Managing the Reviews
Recently, I wrote about my difficulty getting interviews conducted for my current project. And while I am still working that out, I decided to move on and start examining the written reviews the Delight Games app has.
Have you ever attempted to identify and then analyze a set of written reviews on a product? I have not, and I initially found it overwhelming. I knew it would be. I recalled that in my early discussions with the app’s creator he had stated they had 20,000+ reviews.
More like 30,000+.
The reviews are spread out across multiple platforms. They have them on Google Play, Amazon, Apple, and Windows Phone. So I’m looking at tons of reviews that are everywhere. How to manage?
I honestly didn’t know.
See, the app has been around at this point for about a year and a half. To me, that seemed pretty young. It seemed like, technically, any and all of those reviews could be analyzed. Obviously I could not analyze 30,000+ reviews — nor did I need to — but it seemed to me like all of those reviews could be candidates for analysis.
Let’s Start With the Stars
The easiest place to begin is by breaking the reviews up by rating. While I suspect that reviewers who give four and five stars might not be that much different (and the same goes for those who give one and two stars)from each other, looking at them that way gave me an initial handle on it.

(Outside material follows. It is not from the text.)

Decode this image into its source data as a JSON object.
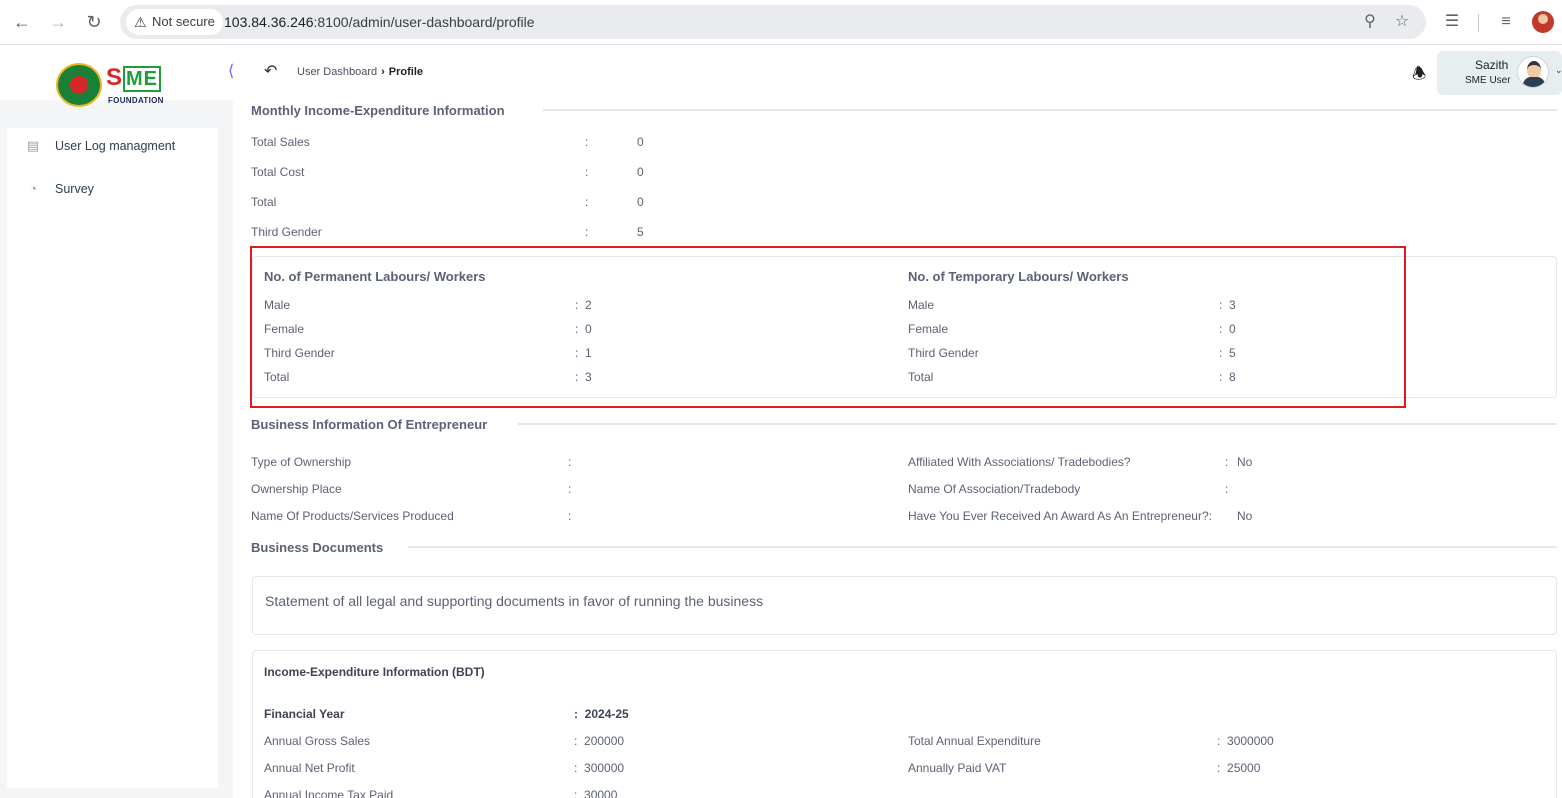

However, when I took a look at Google Play, I could see that there were 27,609 reviewers who left five stars.
Oh boy.
Well, obviously I can do some sort of random sampling, right? I reached out to a couple of colleagues for advice. What would be a good amount to sample in a situation like this? I’m really not used to working with these kinds of numbers.
The initial response I got helped me settle in to stratified random sampling. Since the number of reviews dropped significantly from four stars on down (four stars has 4, 453 reviews and two stars has 247) it would need to be disproportionate. That is, it wouldn’t make sense to take a 25% random sample at each star rating. First, that’s just not manageable at the five star level. Second, I want more examples were there are fewer numbers in order to make sure I understand that rating correctly.
But Wait….I Can’t Use All the Data
A second person I spoke with really helped me see that my data set wasn’t as viable as I first thought.
“When was the app last updated,” she asked.
Crap. You know, that is a terrific question. And suddenly, things became more manageable.
The app has been updated numerous times. I have no idea how many — but plenty. If I included a review from the second month that the app had launched (and at this point it’s a bout a year and a half in), then I could be including irrelevant data. If someone loved or disliked the app for a feature that no longer exists….then that review really isn’t all that helpful in the current context is it?
So now the plan is to pull together the reviews from the latest version. Then I will most likely have to do the stratifies random sampling method — at least at the five star level. The other levels may be manageable enough to actually analyze everything. This app is really popular, and lots of people leave it five stars. My biggest concern has been what to do with this pile of five star reviews. Not a bad problem for the app developer to have I’m sure.
And that’s it. Those are the procedures I put in place. But I owe it to two great people who helped me think this through and see that it could be a manageable process that could turn out some great results.